May 23, 1938 (18th Parliament, 3rd Session)


Henry Herbert Stevens

Conservative (1867-1942)

Hon. H. H. STEVENS (Kootenay East):

Before the minister deals with the question I should like to make one or two observations. A moment ago the minister said that the government would not be influenced by demonstrations. As a matter of fact during the last four or five years the history of this unemployment problem has shown that the government has been influenced by demonstrations. It was not until after a considerable demonstration last autumn that there was a reopening of the camps and some forestry work supplied. Then we had the very tragic case of the Regina riots. I think it was in 1935 that there were riots in Vancouver, when five thousand men marched through the Hudson's Bay store and did considerable damage, though much less than one probably would expect under the circumstances. But it has been as a result of demonstrations of this kind that action has been taken.
As a matter of fact we are training these men to demonstrate; that is the unfortunate part of it.
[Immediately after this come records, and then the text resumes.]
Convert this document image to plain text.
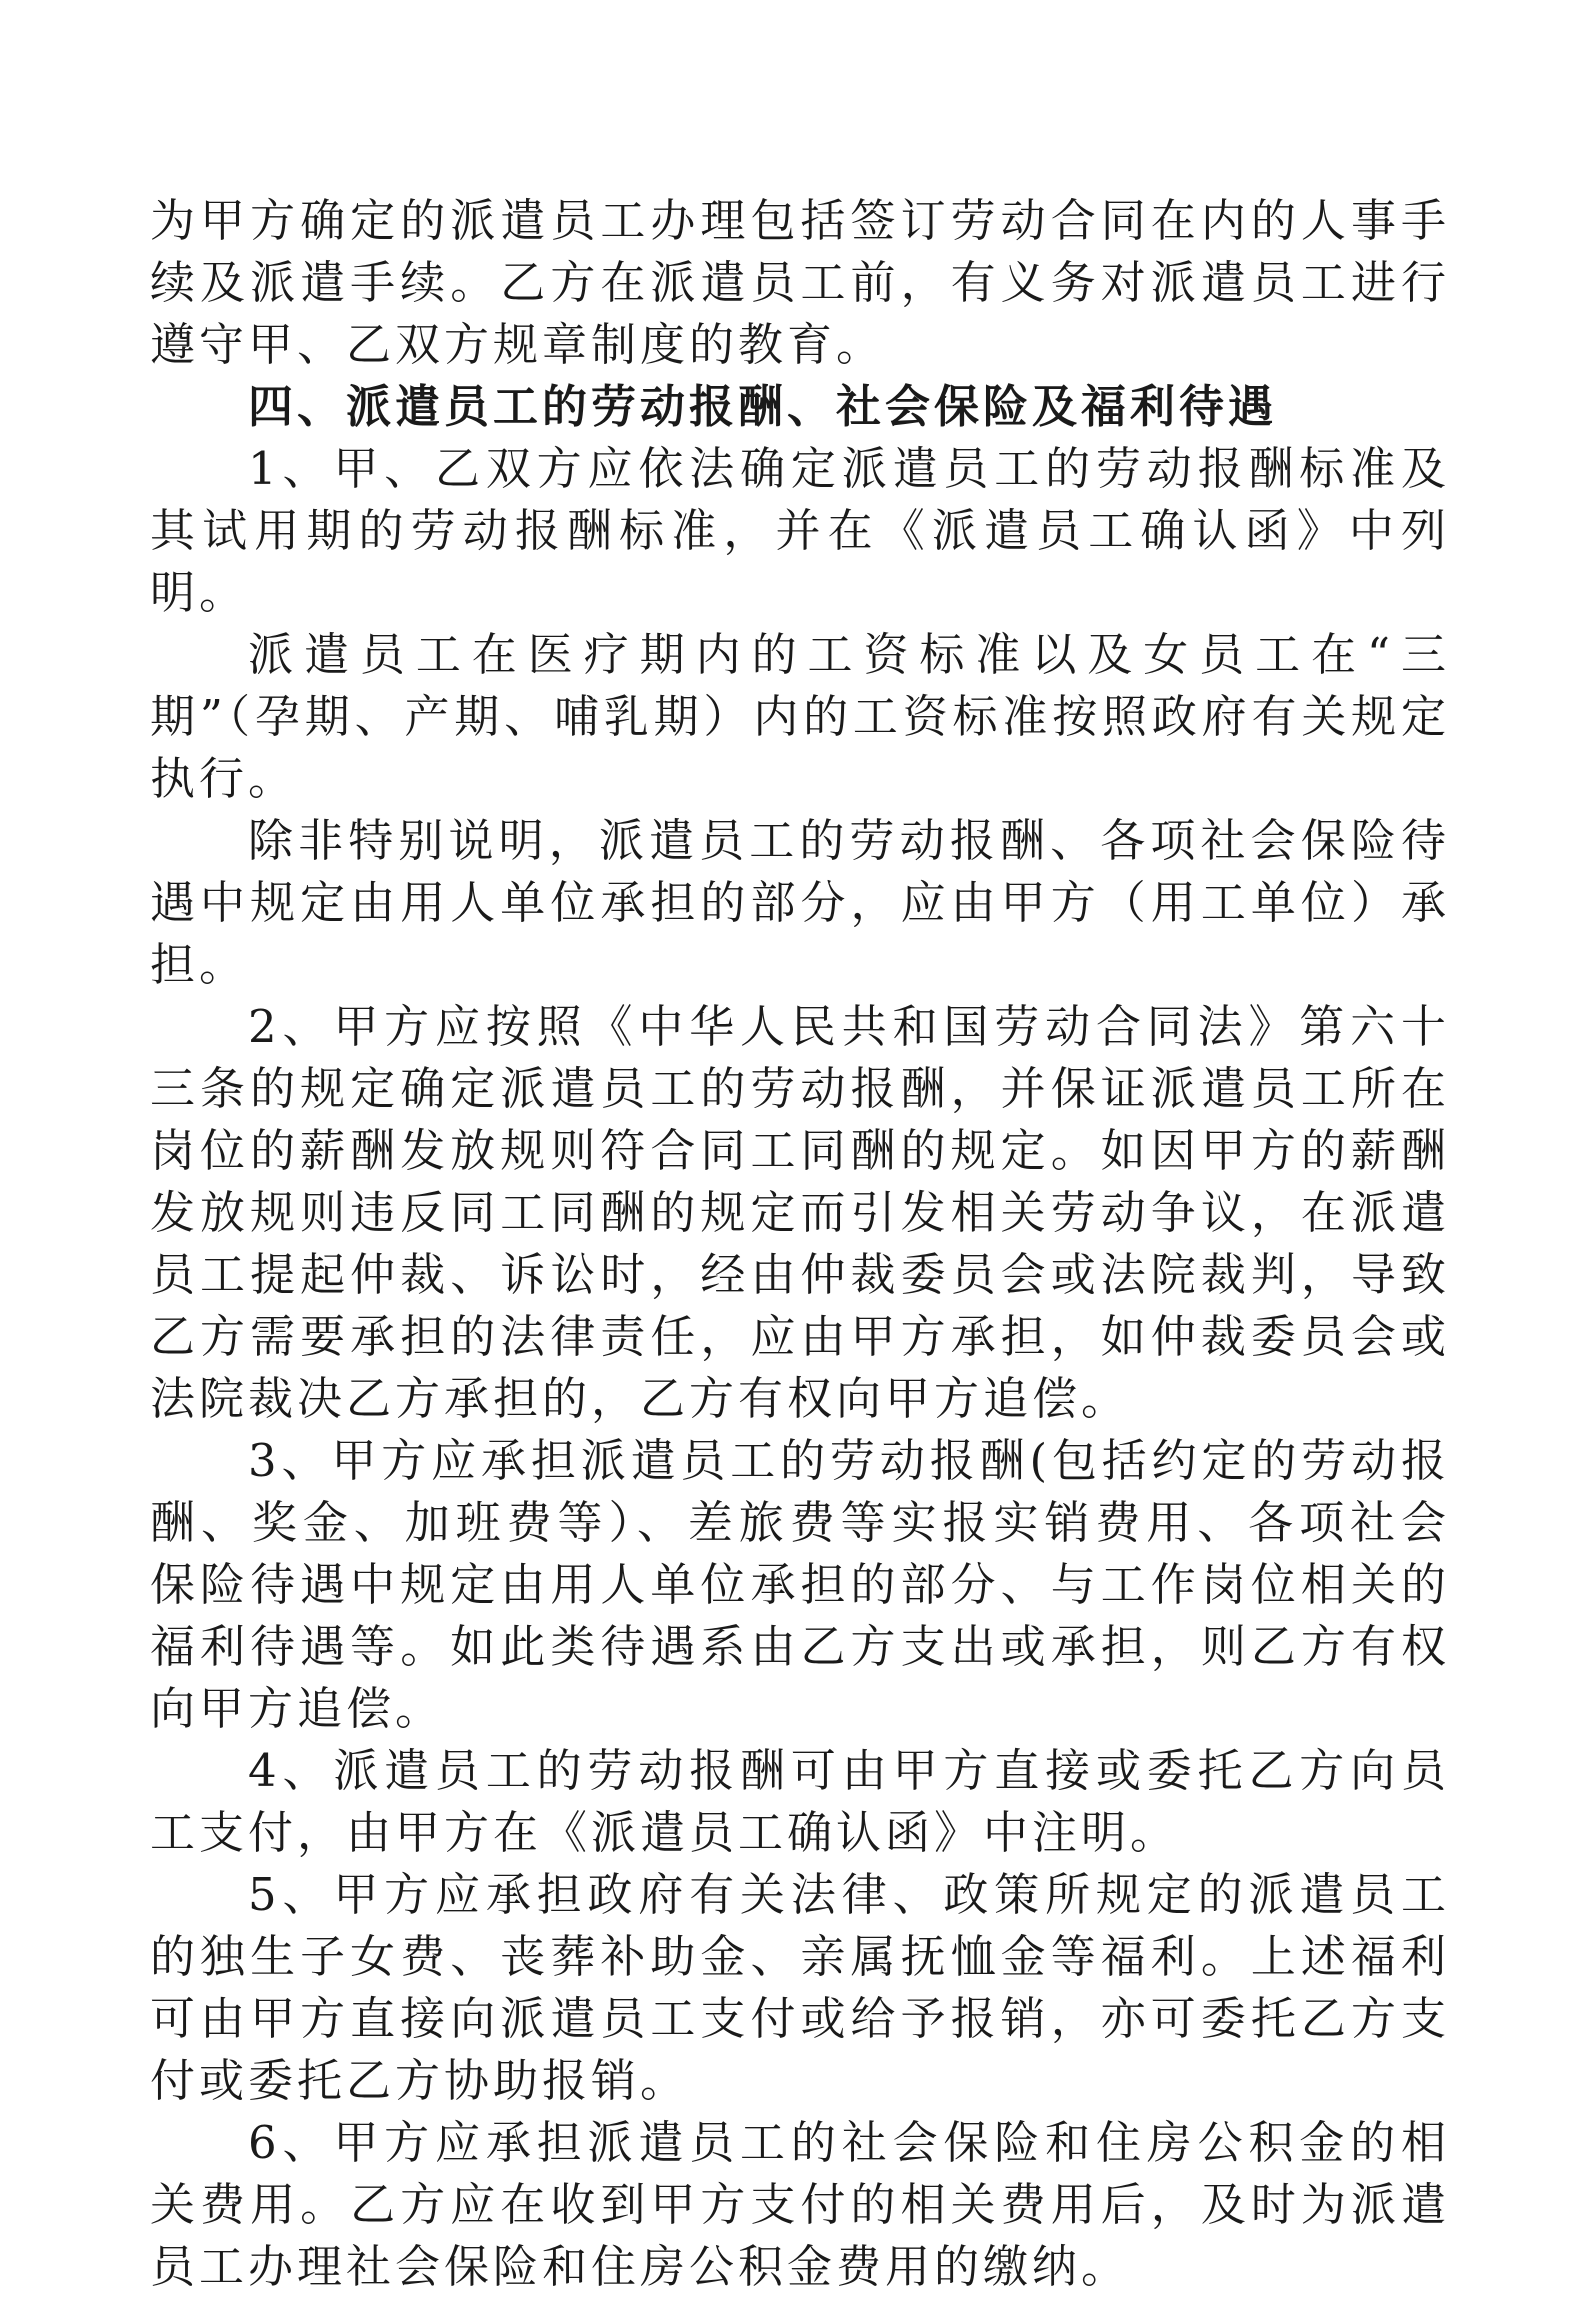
为甲方确定的派遣员工办理包括签订劳动合同在内的人事手续及派遣手续。乙方在派遣员工前，有义务对派遣员工进行遵守甲、乙双方规章制度的教育。

四、派遣员工的劳动报酬、社会保险及福利待遇

1、甲、乙双方应依法确定派遣员工的劳动报酬标准及其试用期的劳动报酬标准，并在《派遣员工确认函》中列明。

派遣员工在医疗期内的工资标准以及女员工在“三期”（孕期、产期、哺乳期）内的工资标准按照政府有关规定执行。

除非特别说明，派遣员工的劳动报酬、各项社会保险待遇中规定由用人单位承担的部分，应由甲方（用工单位）承担。

2、甲方应按照《中华人民共和国劳动合同法》第六十三条的规定确定派遣员工的劳动报酬，并保证派遣员工所在岗位的薪酬发放规则符合同工同酬的规定。如因甲方的薪酬发放规则违反同工同酬的规定而引发相关劳动争议，在派遣员工提起仲裁、诉讼时，经由仲裁委员会或法院裁判，导致乙方需要承担的法律责任，应由甲方承担，如仲裁委员会或法院裁决乙方承担的，乙方有权向甲方追偿。

3、甲方应承担派遣员工的劳动报酬(包括约定的劳动报酬、奖金、加班费等）、差旅费等实报实销费用、各项社会保险待遇中规定由用人单位承担的部分、与工作岗位相关的福利待遇等。如此类待遇系由乙方支出或承担，则乙方有权向甲方追偿。

4、派遣员工的劳动报酬可由甲方直接或委托乙方向员工支付，由甲方在《派遣员工确认函》中注明。

5、甲方应承担政府有关法律、政策所规定的派遣员工的独生子女费、丧葬补助金、亲属抚恤金等福利。上述福利可由甲方直接向派遣员工支付或给予报销，亦可委托乙方支付或委托乙方协助报销。

6、甲方应承担派遣员工的社会保险和住房公积金的相关费用。乙方应在收到甲方支付的相关费用后，及时为派遣员工办理社会保险和住房公积金费用的缴纳。
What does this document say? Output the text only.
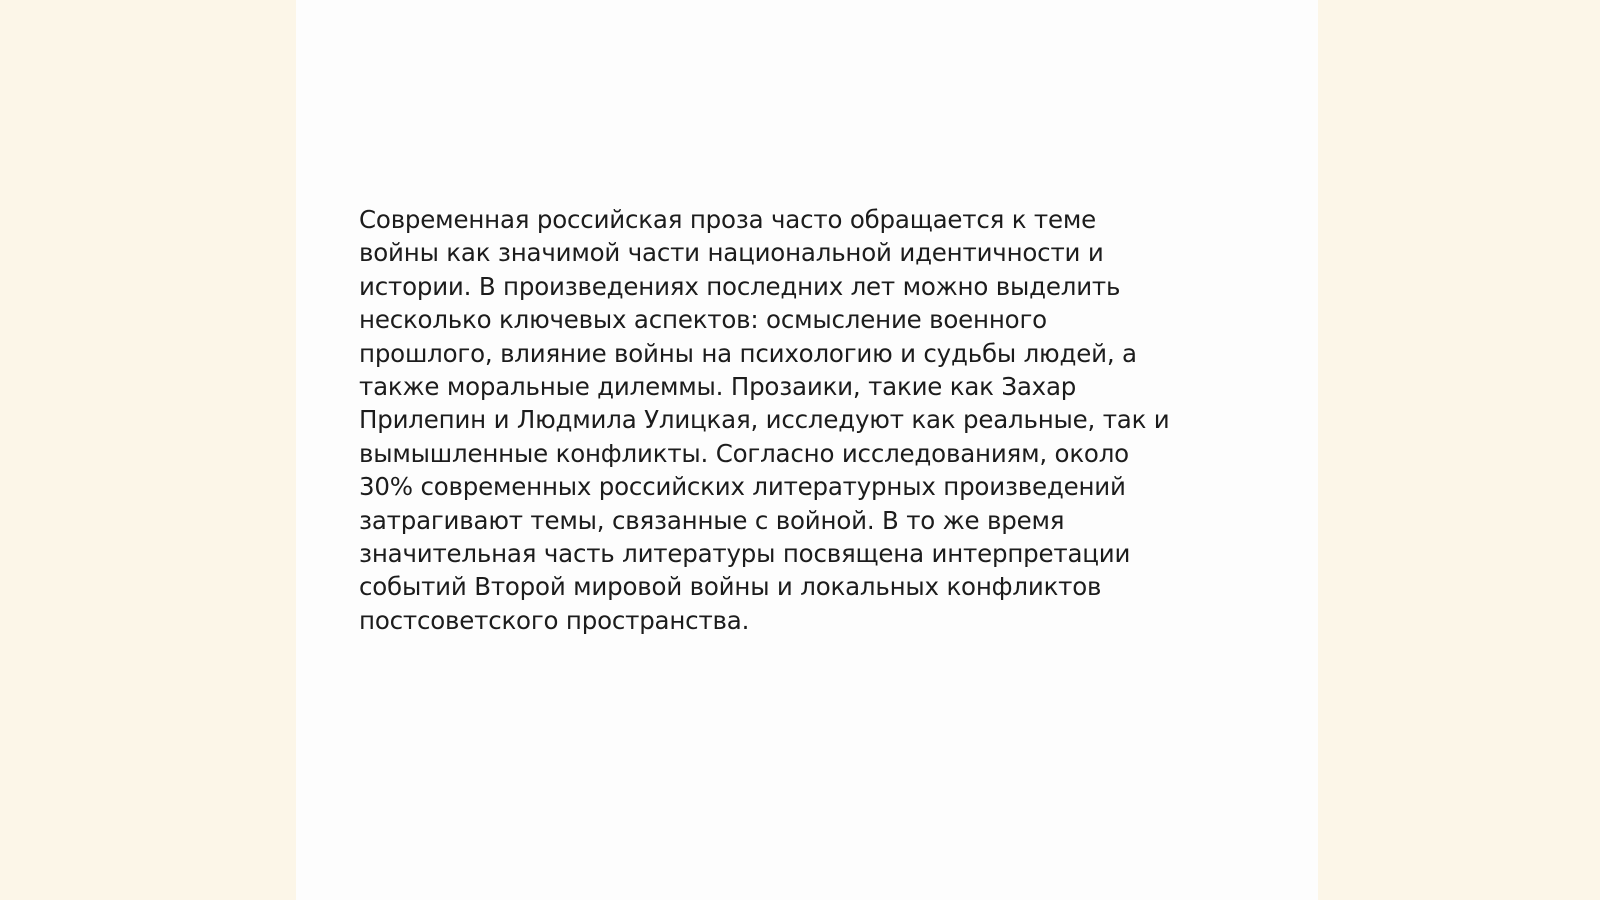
Современная российская проза часто обращается к теме
войны как значимой части национальной идентичности и
истории. В произведениях последних лет можно выделить
несколько ключевых аспектов: осмысление военного
прошлого, влияние войны на психологию и судьбы людей, а
также моральные дилеммы. Прозаики, такие как Захар
Прилепин и Людмила Улицкая, исследуют как реальные, так и
вымышленные конфликты. Согласно исследованиям, около
30% современных российских литературных произведений
затрагивают темы, связанные с войной. В то же время
значительная часть литературы посвящена интерпретации
событий Второй мировой войны и локальных конфликтов
постсоветского пространства.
We have known, the minister has known, the province of British Columbia has known, and the country generally has known, that these men began to congregate in Vancouver after the camps were closed on May 1, a matter of two or three weeks ago. The time to have anticipated this trouble was a couple of weeks ago, but now that the men have taken possession of a large hotel-and it is a large hotel-and of the post office, it becomes a pretty serious matter. The strange part of the whole thing is that where these men have demonstrated, either in these circumstances or at other times, comparatively speaking the demonstration has been orderly. These men are learning that it is better to do it in that way, but the long and short of it is that all they want is a job.
A moment ago the minister said-and I ask him to correct me if I am wrong, because I noted his observation-that some 2,500 men had gone out of the camps and many of them
apparently had found work. He cited that, to use his own words, as an indication that these men have other means of finding work.